I dream big dreams as I’m typing, but I won’t tell anyone what those dreams are. It’s my dirty little secret, you see? If I tell everyone, the dream might not come true. And then what? More medication for me to take? 400 milligrams of Gabapentin, 300 milligrams of Trileptal, 1 milligram of Klonopin, 15 milligrams of Abilify, however many milligrams of Adderall. I may have forgotten some. In a perfect world, I’m taking none of that crap. But I need it to keep me going. I take amino acids to reduce the withdrawal symptoms because I’m getting off one of those drugs. My doctor says she’ll prescribe me something that will lift my interest in activities again. As of now, there aren’t many that bring me joy. I work my dead end job, take a walk, and go to sleep. Those are how my days transpire.
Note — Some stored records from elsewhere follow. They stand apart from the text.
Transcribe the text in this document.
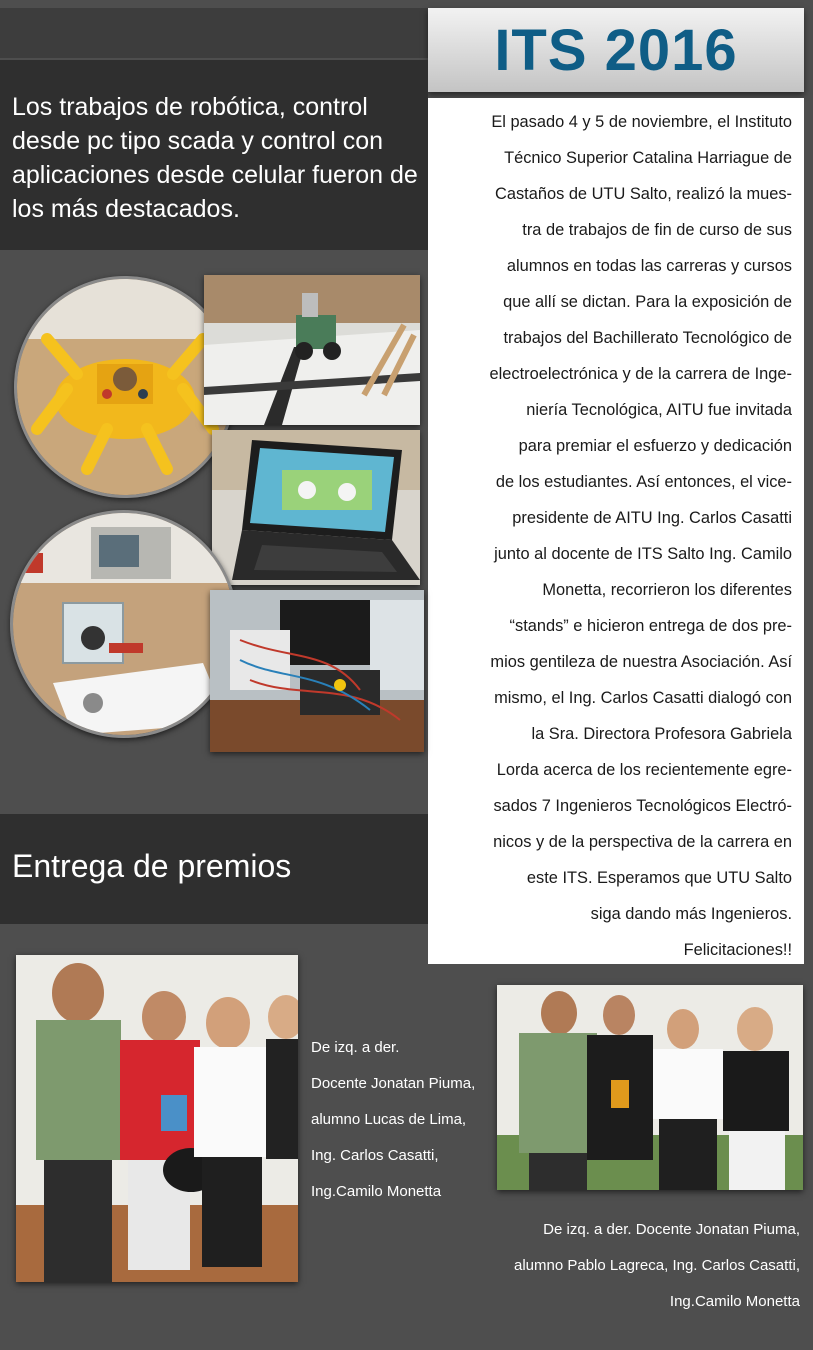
ITS 2016
Los trabajos de robótica, control desde pc tipo scada y control con aplicaciones desde celular fueron de los más destacados.

El pasado 4 y 5 de noviembre, el Instituto

Técnico Superior Catalina Harriague de

Castaños de UTU Salto, realizó la mues-

tra de trabajos de fin de curso de sus

alumnos en todas las carreras y cursos

que allí se dictan. Para la exposición de

trabajos del Bachillerato Tecnológico de

electroelectrónica y de la carrera de Inge-

niería Tecnológica, AITU fue invitada

para premiar el esfuerzo y dedicación

de los estudiantes. Así entonces, el vice-

presidente de AITU Ing. Carlos Casatti

junto al docente de ITS Salto Ing. Camilo

Monetta, recorrieron los diferentes

“stands” e hicieron entrega de dos pre-

mios gentileza de nuestra Asociación. Así

mismo, el Ing. Carlos Casatti dialogó con

la Sra. Directora Profesora Gabriela

Lorda acerca de los recientemente egre-

sados 7 Ingenieros Tecnológicos Electró-

nicos y de la perspectiva de la carrera en

este ITS. Esperamos que UTU Salto

siga dando más Ingenieros.

Felicitaciones!!

Entrega de premios

De izq. a der.

Docente Jonatan Piuma,

alumno Lucas de Lima,

Ing. Carlos Casatti,

Ing.Camilo Monetta

De izq. a der. Docente Jonatan Piuma,

alumno Pablo Lagreca, Ing. Carlos Casatti,

Ing.Camilo Monetta
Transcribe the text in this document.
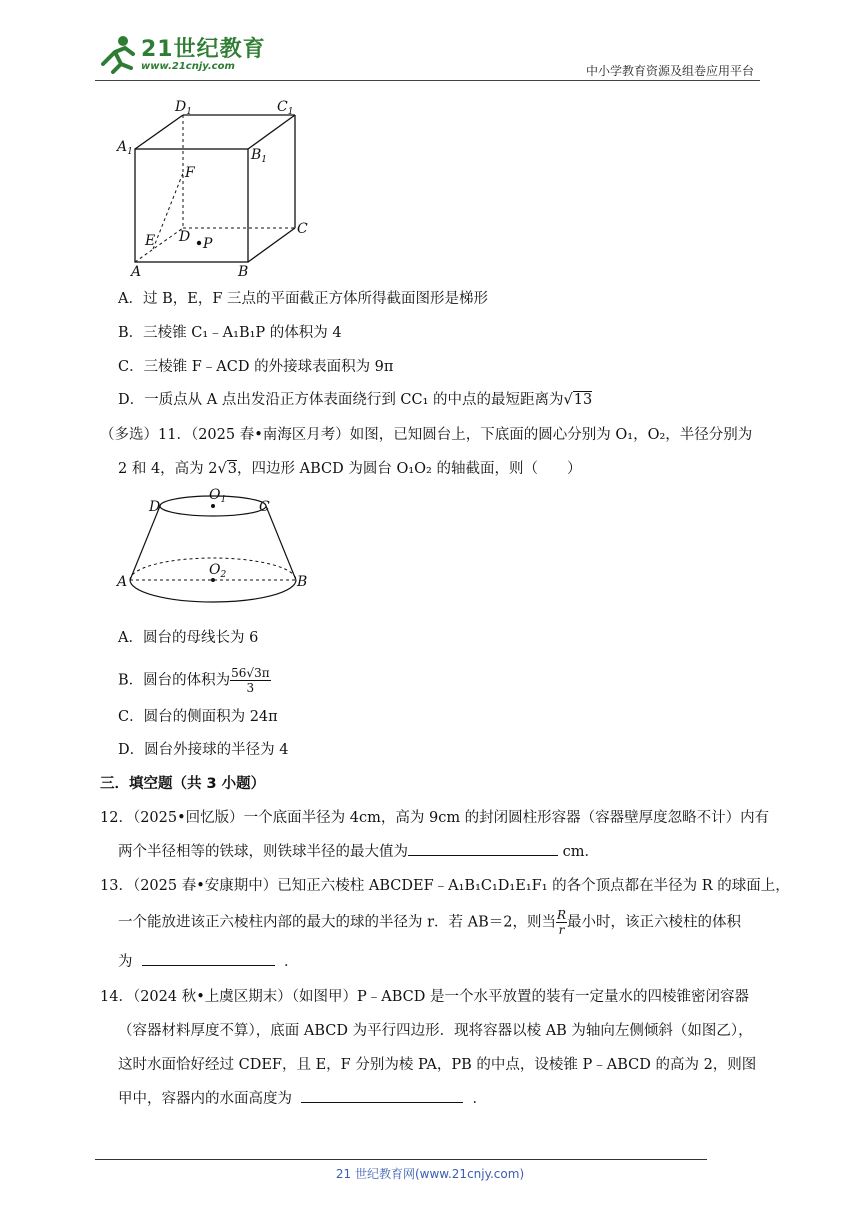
21世纪教育
www.21cnjy.com	中小学教育资源及组卷应用平台
$D_1$	$C_1$
$A_1$	$B_1$
F
E D P
C
A	B
A．过 B，E，F 三点的平面截正方体所得截面图形是梯形
B．三棱锥 C₁﹣A₁B₁P 的体积为 4
C．三棱锥 F﹣ACD 的外接球表面积为 9π
D．一质点从 A 点出发沿正方体表面绕行到 CC₁ 的中点的最短距离为√13
（多选）11．（2025 春•南海区月考）如图，已知圆台上，下底面的圆心分别为 O₁，O₂，半径分别为
2 和 4，高为 2√3，四边形 ABCD 为圆台 O₁O₂ 的轴截面，则（　　）
D	C
$O_1$
$O_2$
A	B
A．圆台的母线长为 6
B．圆台的体积为 $\frac{56√3\pi}{3}$
C．圆台的侧面积为 24π
D．圆台外接球的半径为 4
三．填空题（共 3 小题）
12．（2025•回忆版）一个底面半径为 4cm，高为 9cm 的封闭圆柱形容器（容器壁厚度忽略不计）内有
两个半径相等的铁球，则铁球半径的最大值为	cm．
13．（2025 春•安康期中）已知正六棱柱 ABCDEF﹣A₁B₁C₁D₁E₁F₁ 的各个顶点都在半径为 R 的球面上，
一个能放进该正六棱柱内部的最大的球的半径为 r．若 AB＝2，则当 $\frac{R}{r}$ 最小时，该正六棱柱的体积
为	．
14．（2024 秋•上虞区期末）（如图甲）P﹣ABCD 是一个水平放置的装有一定量水的四棱锥密闭容器
（容器材料厚度不算），底面 ABCD 为平行四边形．现将容器以棱 AB 为轴向左侧倾斜（如图乙），
这时水面恰好经过 CDEF，且 E，F 分别为棱 PA，PB 的中点，设棱锥 P﹣ABCD 的高为 2，则图
甲中，容器内的水面高度为	．
21 世纪教育网(www.21cnjy.com)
Now and then, I’ll have a day off. Like next week, I’ll see the dentist on Monday. Wednesday is Juneteenth, so my boss told me to go ahead and take Tuesday off as well. There’s no use in working on Tuesday and taking Wednesday off again. So I’ll work only two days—Thursday and Friday. And then I’ll take the whole week off after that.

It’s for my birthday when I’ll turn the ripe old age of forty-seven. I’ll drive to Goleta where my favorite coffee shop is and stay for the night, and then I’ll drive to see my parents in Avila Beach the day after. I’ve been to Avila only once or twice in my life. My parents swear by it because of how gorgeous the weather is. They just want to escape from the triple-digit heat here in the desert. I don’t blame them, but something tells me Avila Beach will be overrated. I’ll stay there for a few nights. The drive there is over four hours. That’s why I’ll stay in Goleta for two nights: on the way there and on the way back. That way, I can break the trip up into an hour-and-a-half drive and a three hour drive.

And then the Fourth of July is the week after. So you can say I have it pretty easy for the next few weeks. But it’s back to a full week on the week afterward. Oh, well. Nothing lasts forever. What else do I have to look forward to? Nothing, really.

I’m sitting in the coffee shop, and nothing interesting is happening. I see the same old men sitting at the long table in the middle: the guy who looks like an Italian hitman, the guy with the tattoos on his neck who rides a wheelchair. Who knows what they talk about? The nice old man in the corner who always smiles at his iPad as if he’s looking at some endearing pictures of his family. The same baristas I see almost every morning, hustling about behind the counter. And me, trying not to be nosy, but I can’t help myself.